DORÉ
Un sourire espiègle peignit les lèvres de Flo. D’un geste calculé, sa main sensuelle dégagea ses mèches blondes derrière son oreille.
— Comme on se retrouve… Le hasard est un sacré farceur !
— Il n’y a pas de hasard.
Le phrasé implacable de l’autostoppeuse, réincarnée dans le tailleur sexy de serveuse, était plus glaçant encore que son improbable transformation. Elle avait troqué sa robe blanche contre un chemisier sage, tout juste maculé d’arabesques dorées. Au lieu de l'entacher, cet éclat de miel réhaussait son aura de pureté.
Flo haussa un sourcil.
— Tu travailles ici ?
— Il faut croire.
— Tu ne m’as pas donné ton nom.
— Tu ne l’as pas demandé.
— Maintenant, je te le demande.
— Maintenant, ce n’est plus le moment.
L’étrange quadragénaire avait décidément le don de l’intriguer. Cela dit, Flo se méiait de son inclinaison, peut-être aussi dangereuse que les plats au menu.
— Juste un rissetto alors, se rétracta-t-elle, l’estomac en pleurs.

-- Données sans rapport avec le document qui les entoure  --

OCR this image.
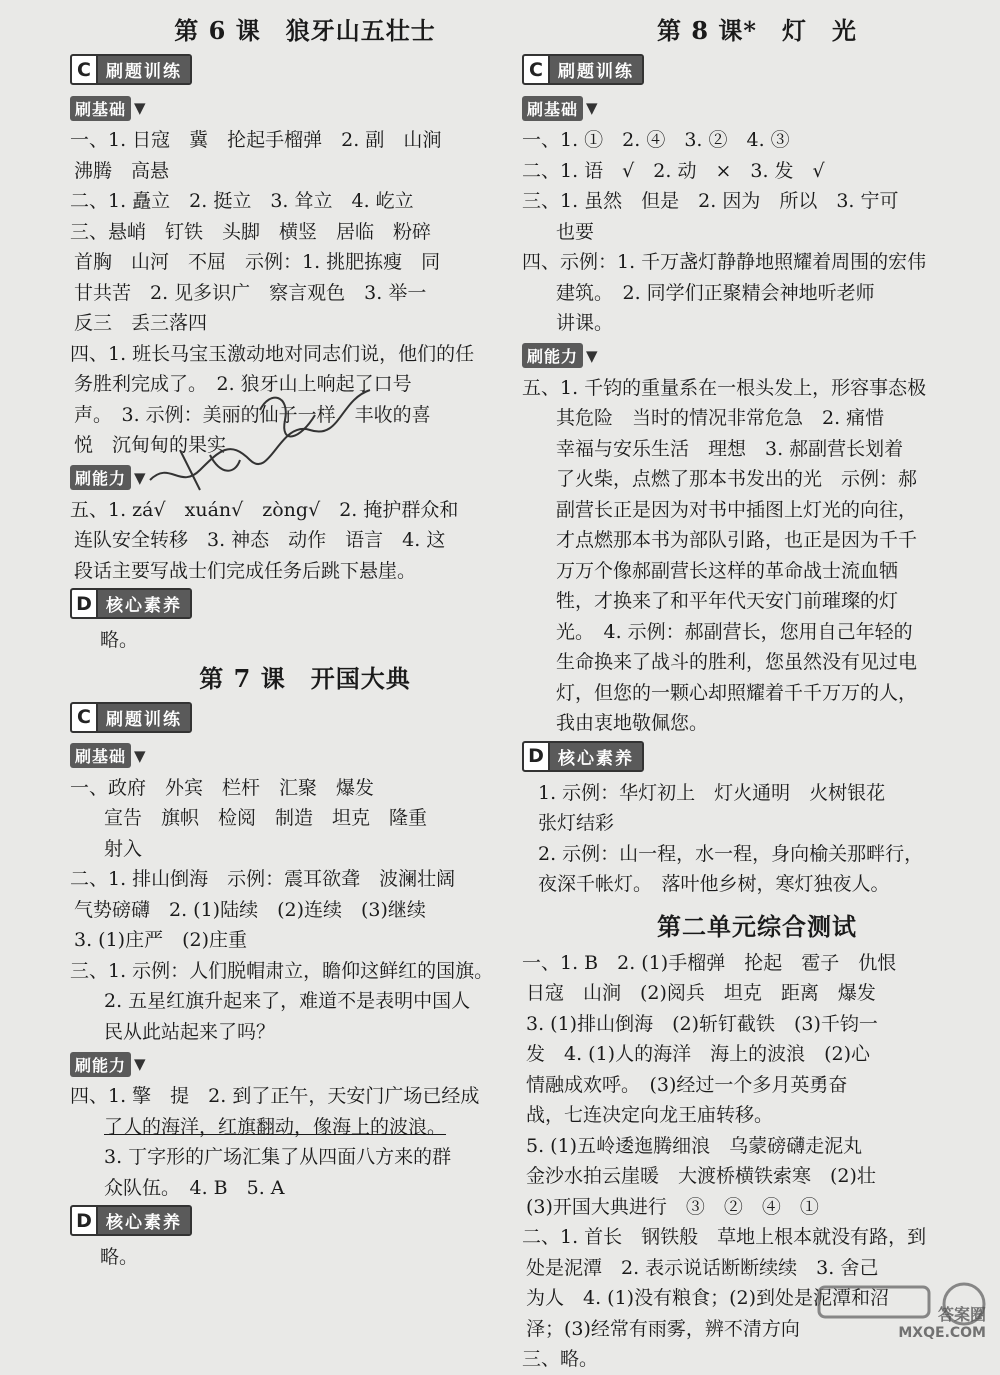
第 6 课　狼牙山五壮士
C 刷题训练
刷基础 ▼
一、1. 日寇　冀　抡起手榴弹　2. 副　山涧
沸腾　高悬
二、1. 矗立　2. 挺立　3. 耸立　4. 屹立
三、悬峭　钉铁　头脚　横竖　居临　粉碎
首胸　山河　不屈　示例：1. 挑肥拣瘦　同
甘共苦　2. 见多识广　察言观色　3. 举一
反三　丢三落四
四、1. 班长马宝玉激动地对同志们说，他们的任
务胜利完成了。　2. 狼牙山上响起了口号
声。　3. 示例：美丽的仙子一样　丰收的喜
悦　沉甸甸的果实
刷能力 ▼
五、1. zá√　xuán√　zòng√　2. 掩护群众和
连队安全转移　3. 神态　动作　语言　4. 这
段话主要写战士们完成任务后跳下悬崖。
D 核心素养
略。
第 7 课　开国大典
C 刷题训练
刷基础 ▼
一、政府　外宾　栏杆　汇聚　爆发
宣告　旗帜　检阅　制造　坦克　隆重
射入
二、1. 排山倒海　示例：震耳欲聋　波澜壮阔
气势磅礴　2. (1)陆续　(2)连续　(3)继续
3. (1)庄严　(2)庄重
三、1. 示例：人们脱帽肃立，瞻仰这鲜红的国旗。
2. 五星红旗升起来了，难道不是表明中国人
民从此站起来了吗？
刷能力 ▼
四、1. 擎　提　2. 到了正午，天安门广场已经成
了人的海洋，红旗翻动，像海上的波浪。
3. 丁字形的广场汇集了从四面八方来的群
众队伍。　4. B　5. A
D 核心素养
略。
第 8 课*　灯　光
C 刷题训练
刷基础 ▼
一、1. ①　2. ④　3. ②　4. ③
二、1. 语　√　2. 动　×　3. 发　√
三、1. 虽然　但是　2. 因为　所以　3. 宁可
也要
四、示例：1. 千万盏灯静静地照耀着周围的宏伟
建筑。　2. 同学们正聚精会神地听老师
讲课。
刷能力 ▼
五、1. 千钧的重量系在一根头发上，形容事态极
其危险　当时的情况非常危急　2. 痛惜
幸福与安乐生活　理想　3. 郝副营长划着
了火柴，点燃了那本书发出的光　示例：郝
副营长正是因为对书中插图上灯光的向往，
才点燃那本书为部队引路，也正是因为千千
万万个像郝副营长这样的革命战士流血牺
牲，才换来了和平年代天安门前璀璨的灯
光。　4. 示例：郝副营长，您用自己年轻的
生命换来了战斗的胜利，您虽然没有见过电
灯，但您的一颗心却照耀着千千万万的人，
我由衷地敬佩您。
D 核心素养
1. 示例：华灯初上　灯火通明　火树银花
张灯结彩
2. 示例：山一程，水一程，身向榆关那畔行，
夜深千帐灯。　落叶他乡树，寒灯独夜人。
第二单元综合测试
一、1. B　2. (1)手榴弹　抡起　雹子　仇恨
日寇　山涧　(2)阅兵　坦克　距离　爆发
3. (1)排山倒海　(2)斩钉截铁　(3)千钧一
发　4. (1)人的海洋　海上的波浪　(2)心
情融成欢呼。　(3)经过一个多月英勇奋
战，七连决定向龙王庙转移。
5. (1)五岭逶迤腾细浪　乌蒙磅礴走泥丸
金沙水拍云崖暖　大渡桥横铁索寒　(2)壮
(3)开国大典进行　③　②　④　①
二、1. 首长　钢铁般　草地上根本就没有路，到
处是泥潭　2. 表示说话断断续续　3. 舍己
为人　4. (1)没有粮食；(2)到处是泥潭和沼
泽；(3)经常有雨雾，辨不清方向
三、略。
答案圈
MXQE.COM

— Tu sais, Florence, passé un certain âge, la prudence n’a plus de sens.
L’intéressée se raidit.
— Comment tu…
— Connais ton nom ? Tu as pris une chambre à l’Eternam, sur les quais.
Son teint devint livide, elle dut serrer les dents pour ne pas se liquéfier.
— Tu…
— Invite-moi dans ta chambre, ce soir, et je te dirai mon nom.
Flo ne put que déglutir. Voilà qu’une araignée, plus perchée qu’elle, tissait sous ses yeux un piège indéchiffrable. Dans le même temps, elle ne pouvait nier l’immense fascination que sa curieuse poursuivante insufflait à ses sens. Une main portée au chignon, l’inconnue tira l’épingle qui laissa se déverser sur ses épaules lasses une cascade argentée.
— Alors ? insista-t-elle.
— Un rissetto, ce sera tout.
Une fois englouti son café sans saveur, Flo prit congé sans demander son reste. Seule la mission importait. Il lui fallait creuser l’écart entre cette veuve blanche et elle. Crin-d’argent connaissait son logis, cependant. Nul doute qu’elle se présenterait à sa porte à la nuit tombée et trouverait son chemin jusqu’à sa couche.
Flo n’avait avec James Bond qu’un unique point commun : elle résistait mal aux attraits des mystérieuses vampes. Mais elle savait une chose. Atylwat ne tolérait aucun écart. Un fantasme passager ne devait en aucun cas mettre en péril une mission. Ce qui ne laissait à ses désirs qu’une seule option : la mission d’abord, le plaisir en pourboire. Son coup de fil attendrait.